The appointment comes as part of the company's efforts to strengthen its executive leadership team during a period of rapid corporate development. Meanwhile, James Ward, who previously served as CFO, will continue in his role as Chief Executive Officer, ensuring continuity in the company’s overall strategic direction.

Investment in Blackcreek Labs Through Promissory Note

In a separate transaction, FeralX subscribed for a $375,000 promissory note issued by Blackcreek Labs Inc., a non-arm’s-length party.

The note was subscribed on June 3, 2026, and is payable on demand. According to the company, proceeds from the financing will be used for general working capital requirements and other corporate purposes. The note bears interest at a rate of 1% annually, compounded monthly, and remains unsecured.

The company retains the right to demand repayment of the outstanding principal and accrued interest at any time. Furthermore, the note can be repaid partially or in full without penalty, subject to customary notice provisions.

Related Party Considerations

Because Blackcreek Labs is considered a related party, the promissory note transaction also falls within the scope of Multilateral Instrument 61-101. FeralX stated that it is relying on exemptions from formal valuation and minority approval requirements because the transaction’s value does not exceed 25% of the company’s market capitalization.

Building a Canadian Defense Technology Platform

FeralX Systems has outlined an ambitious vision to become a leading Canadian defense research, development, and manufacturing company. The company’s strategy involves integrating advanced technologies, intellectual property, and manufacturing capabilities into a unified platform capable of serving modern defense and security requirements.

Management believes that, upon completion of previously announced strategic transactions, FeralX will be positioned to design, develop, and manufacture a comprehensive range of defense-related technologies. These include advanced systems for the modern warfighter, portable unmanned systems, precision targeting solutions, and artificial intelligence-enabled defense applications.

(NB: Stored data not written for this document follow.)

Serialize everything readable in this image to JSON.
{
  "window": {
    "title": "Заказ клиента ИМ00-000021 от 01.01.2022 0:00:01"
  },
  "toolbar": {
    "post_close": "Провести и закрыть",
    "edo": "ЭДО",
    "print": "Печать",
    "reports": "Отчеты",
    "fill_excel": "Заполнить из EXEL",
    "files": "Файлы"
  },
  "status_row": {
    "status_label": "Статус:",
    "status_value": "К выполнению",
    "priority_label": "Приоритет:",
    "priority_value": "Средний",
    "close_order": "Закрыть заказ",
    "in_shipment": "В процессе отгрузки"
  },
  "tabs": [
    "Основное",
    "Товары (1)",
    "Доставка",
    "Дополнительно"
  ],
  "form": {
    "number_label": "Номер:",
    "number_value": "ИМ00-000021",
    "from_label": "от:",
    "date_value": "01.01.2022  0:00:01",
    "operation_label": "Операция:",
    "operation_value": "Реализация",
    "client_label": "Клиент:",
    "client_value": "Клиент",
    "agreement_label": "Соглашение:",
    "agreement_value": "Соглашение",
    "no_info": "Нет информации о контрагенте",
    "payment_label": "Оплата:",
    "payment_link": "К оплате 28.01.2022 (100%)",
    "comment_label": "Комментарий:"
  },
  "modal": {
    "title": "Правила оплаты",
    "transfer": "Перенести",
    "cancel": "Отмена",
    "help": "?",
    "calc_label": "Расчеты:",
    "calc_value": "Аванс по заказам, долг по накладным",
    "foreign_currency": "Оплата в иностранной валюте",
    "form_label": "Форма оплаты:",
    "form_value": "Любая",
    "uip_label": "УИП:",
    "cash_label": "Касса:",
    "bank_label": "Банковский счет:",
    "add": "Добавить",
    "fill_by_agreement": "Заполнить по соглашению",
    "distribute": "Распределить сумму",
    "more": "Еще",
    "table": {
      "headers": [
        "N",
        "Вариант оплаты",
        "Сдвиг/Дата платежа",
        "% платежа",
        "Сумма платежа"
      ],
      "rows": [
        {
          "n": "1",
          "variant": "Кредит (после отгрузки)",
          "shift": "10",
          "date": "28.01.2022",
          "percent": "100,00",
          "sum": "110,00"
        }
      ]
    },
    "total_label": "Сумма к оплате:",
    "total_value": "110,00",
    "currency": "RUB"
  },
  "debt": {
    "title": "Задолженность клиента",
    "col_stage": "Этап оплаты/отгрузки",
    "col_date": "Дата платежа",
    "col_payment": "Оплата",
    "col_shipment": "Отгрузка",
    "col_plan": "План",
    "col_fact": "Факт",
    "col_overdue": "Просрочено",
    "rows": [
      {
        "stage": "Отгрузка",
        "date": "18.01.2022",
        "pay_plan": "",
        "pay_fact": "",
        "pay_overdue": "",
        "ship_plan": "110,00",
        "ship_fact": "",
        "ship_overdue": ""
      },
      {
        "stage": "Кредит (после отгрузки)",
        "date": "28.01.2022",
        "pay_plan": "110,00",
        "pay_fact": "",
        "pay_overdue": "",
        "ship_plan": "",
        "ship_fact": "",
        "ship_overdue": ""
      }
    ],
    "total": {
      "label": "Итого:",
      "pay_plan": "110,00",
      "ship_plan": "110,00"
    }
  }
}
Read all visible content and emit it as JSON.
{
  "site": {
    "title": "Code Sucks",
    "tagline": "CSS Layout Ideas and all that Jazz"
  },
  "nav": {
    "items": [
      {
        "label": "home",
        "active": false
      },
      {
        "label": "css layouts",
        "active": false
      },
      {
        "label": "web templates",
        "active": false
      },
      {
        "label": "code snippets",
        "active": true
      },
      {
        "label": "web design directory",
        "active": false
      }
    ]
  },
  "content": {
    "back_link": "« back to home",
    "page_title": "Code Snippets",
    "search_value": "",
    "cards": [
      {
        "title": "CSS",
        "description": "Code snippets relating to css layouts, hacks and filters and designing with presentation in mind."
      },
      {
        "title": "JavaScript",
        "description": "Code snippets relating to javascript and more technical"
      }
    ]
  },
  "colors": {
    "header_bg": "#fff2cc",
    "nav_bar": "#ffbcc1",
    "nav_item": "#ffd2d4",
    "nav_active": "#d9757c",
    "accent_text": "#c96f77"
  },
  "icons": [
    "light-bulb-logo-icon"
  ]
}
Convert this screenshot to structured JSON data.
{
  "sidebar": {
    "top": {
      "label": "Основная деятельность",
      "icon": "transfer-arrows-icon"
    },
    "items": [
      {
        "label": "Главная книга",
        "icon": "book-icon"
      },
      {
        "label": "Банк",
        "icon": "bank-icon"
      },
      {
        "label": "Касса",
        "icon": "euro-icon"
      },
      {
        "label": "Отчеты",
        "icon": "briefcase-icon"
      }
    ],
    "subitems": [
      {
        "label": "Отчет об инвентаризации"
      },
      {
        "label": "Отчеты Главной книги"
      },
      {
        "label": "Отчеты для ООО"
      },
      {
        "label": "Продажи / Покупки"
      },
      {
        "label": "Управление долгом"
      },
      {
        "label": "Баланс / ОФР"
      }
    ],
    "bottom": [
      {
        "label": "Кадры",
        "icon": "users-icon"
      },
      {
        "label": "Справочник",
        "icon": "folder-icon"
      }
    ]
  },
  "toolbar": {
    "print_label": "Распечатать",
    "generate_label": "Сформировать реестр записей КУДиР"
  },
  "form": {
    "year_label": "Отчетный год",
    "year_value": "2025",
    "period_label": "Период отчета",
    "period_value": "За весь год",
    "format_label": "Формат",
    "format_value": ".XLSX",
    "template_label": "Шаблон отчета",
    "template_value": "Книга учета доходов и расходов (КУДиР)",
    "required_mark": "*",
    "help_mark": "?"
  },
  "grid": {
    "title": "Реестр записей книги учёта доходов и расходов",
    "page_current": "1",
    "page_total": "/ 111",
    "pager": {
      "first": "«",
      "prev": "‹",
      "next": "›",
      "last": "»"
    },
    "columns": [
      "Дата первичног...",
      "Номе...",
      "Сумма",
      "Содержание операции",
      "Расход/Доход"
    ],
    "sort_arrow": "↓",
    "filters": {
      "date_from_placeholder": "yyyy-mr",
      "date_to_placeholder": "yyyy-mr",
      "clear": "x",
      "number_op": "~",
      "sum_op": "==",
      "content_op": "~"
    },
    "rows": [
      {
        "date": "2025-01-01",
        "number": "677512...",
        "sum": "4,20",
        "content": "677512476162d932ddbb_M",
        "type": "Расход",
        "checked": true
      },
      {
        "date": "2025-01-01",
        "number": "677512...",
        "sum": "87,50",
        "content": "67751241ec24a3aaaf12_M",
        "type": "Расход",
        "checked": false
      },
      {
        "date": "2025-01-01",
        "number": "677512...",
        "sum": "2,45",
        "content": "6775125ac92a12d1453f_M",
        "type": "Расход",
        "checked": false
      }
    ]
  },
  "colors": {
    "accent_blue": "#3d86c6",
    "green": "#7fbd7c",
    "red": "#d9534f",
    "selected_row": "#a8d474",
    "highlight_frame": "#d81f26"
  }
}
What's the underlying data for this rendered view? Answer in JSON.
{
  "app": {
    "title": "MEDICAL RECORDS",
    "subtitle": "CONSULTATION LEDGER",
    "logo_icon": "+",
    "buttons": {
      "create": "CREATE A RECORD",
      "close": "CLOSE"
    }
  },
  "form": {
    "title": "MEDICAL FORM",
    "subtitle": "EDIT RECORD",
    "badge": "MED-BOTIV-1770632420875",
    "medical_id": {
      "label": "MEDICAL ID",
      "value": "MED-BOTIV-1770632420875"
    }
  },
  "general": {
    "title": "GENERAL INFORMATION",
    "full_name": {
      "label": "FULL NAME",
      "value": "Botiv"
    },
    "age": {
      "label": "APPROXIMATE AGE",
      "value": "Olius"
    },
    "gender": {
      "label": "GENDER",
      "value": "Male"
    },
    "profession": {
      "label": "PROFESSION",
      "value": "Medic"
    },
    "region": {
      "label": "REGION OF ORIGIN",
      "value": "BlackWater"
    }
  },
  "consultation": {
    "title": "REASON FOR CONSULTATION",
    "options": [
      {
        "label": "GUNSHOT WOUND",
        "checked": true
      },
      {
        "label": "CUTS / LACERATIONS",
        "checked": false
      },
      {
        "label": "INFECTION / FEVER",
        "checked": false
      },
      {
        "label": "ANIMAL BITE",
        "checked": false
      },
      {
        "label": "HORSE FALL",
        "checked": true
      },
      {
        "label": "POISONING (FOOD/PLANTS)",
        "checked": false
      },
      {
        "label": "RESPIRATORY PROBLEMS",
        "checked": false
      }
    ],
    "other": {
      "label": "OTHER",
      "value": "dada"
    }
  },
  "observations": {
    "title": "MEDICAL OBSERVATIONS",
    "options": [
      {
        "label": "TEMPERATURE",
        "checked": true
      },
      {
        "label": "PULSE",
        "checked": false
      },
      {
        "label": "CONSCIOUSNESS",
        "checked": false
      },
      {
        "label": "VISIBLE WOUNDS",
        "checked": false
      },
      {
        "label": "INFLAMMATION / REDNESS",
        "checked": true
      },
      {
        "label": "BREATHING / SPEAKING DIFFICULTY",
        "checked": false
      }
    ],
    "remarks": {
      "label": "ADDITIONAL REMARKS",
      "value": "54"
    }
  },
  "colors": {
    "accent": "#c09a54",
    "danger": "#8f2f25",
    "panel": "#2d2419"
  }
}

Growth Through Acquisition and Capital Formation

The latest announcements continue a series of strategic initiatives launched by FeralX in recent months. Earlier this year, the company completed a corporate rebranding and began pursuing acquisitions and financing arrangements designed to establish a comprehensive defense technology ecosystem. These initiatives include partnerships and transactions involving Next Dynamics and Blackcreek Labs, which management views as critical components of its long-term growth strategy.

Through a combination of capital raising, asset acquisitions, executive leadership enhancements, and technology investments, FeralX is working to build a foundation capable of supporting future commercialization and expansion opportunities within Canada's growing defense and security sector.

Looking Ahead

With fresh capital from the latest financing round, a strengthened balance sheet through debt settlement, newly acquired intellectual property assets, and an expanded leadership team, FeralX enters the next phase of its corporate development with increased momentum.

The company will continue working toward the completion of regulatory transfers related to its acquired assets while pursuing its broader objective of becoming an integrated supplier of advanced defense technologies. Management remains focused on executing its strategic roadmap, expanding technological capabilities, and creating long-term value for shareholders.